Both he and Scheffler bogeyed the first hole, but while Scheffler continued to slip, McIlroy steadily rose. The Northern Irishman made four birdies over the remainder of his opening nine to turn in 3-under 32. Scheffler, meanwhile, posted a 37. The difference was one.

Following a McIlroy birdie at the 12th, they were knotted.

Im was also in contention through much of the final round. He got within a shot of the lead before a double bogey at the par-4 14th.  Im made a couple of late birdies to again climb within one of the lead, but he was unable to birdie the par-5 18th, settling for a 66 and a 20-under finish.

Im, ultimately, was chasing McIlroy. After McIlroy bogeyed the 14th to drop one back of Scheffler, he rolled in a 31-foot birdie at the par-3 15th to draw even at 21 under. McIlroy then scrambled for par at the 16th, while Scheffler made bogey.

With two holes to play, McIlroy led by one.

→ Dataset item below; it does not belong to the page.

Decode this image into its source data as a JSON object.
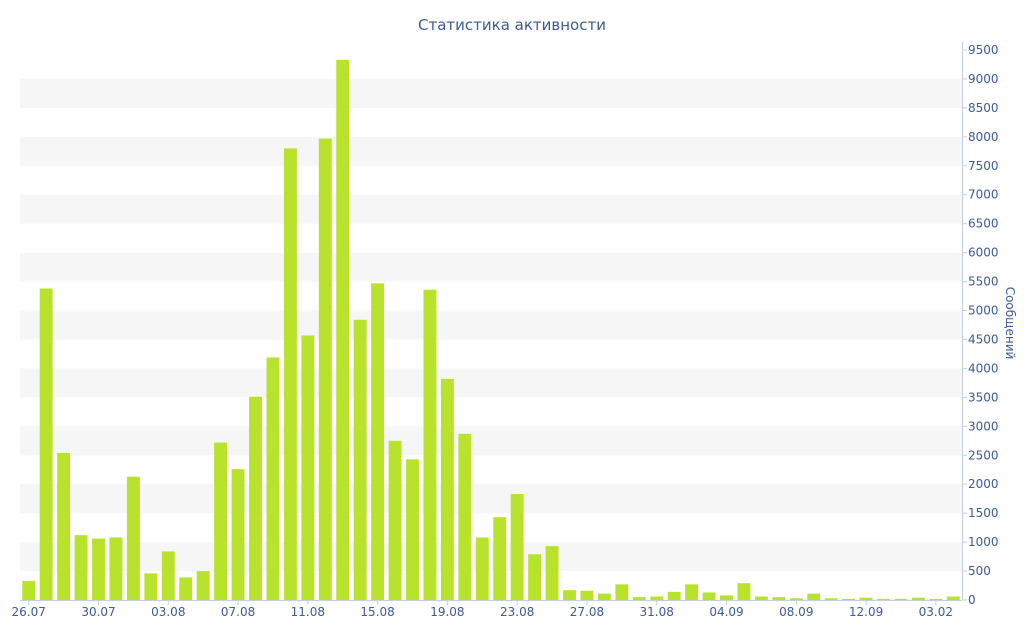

Scheffler had a chance to regain a share of the lead at the par-4 17th, but after sticking his approach shot to 12 feet, he badly shoved the birdie effort and made par. With one hole to play – and an $11.5 million difference between first and second place – McIlroy maintained the slight edge.

Both players hit the fairway at the 18th, Scheffler driving it 334 yards and McIlroy 342. Hitting first, Scheffler found a bunker short and right of the green. McIlroy followed by hooking his second from 228 yards off the left grandstands.

Again playing first, Scheffler blasted his bunker shot over the green. McIlroy was able to get relief from the grandstand and chipped to 20 feet. After Scheffler was unable to chip in for birdie, McIlroy just needed to two-putt for par to secure victory. He did that easily. Scheffler settled for par and a T-2 alongside Im.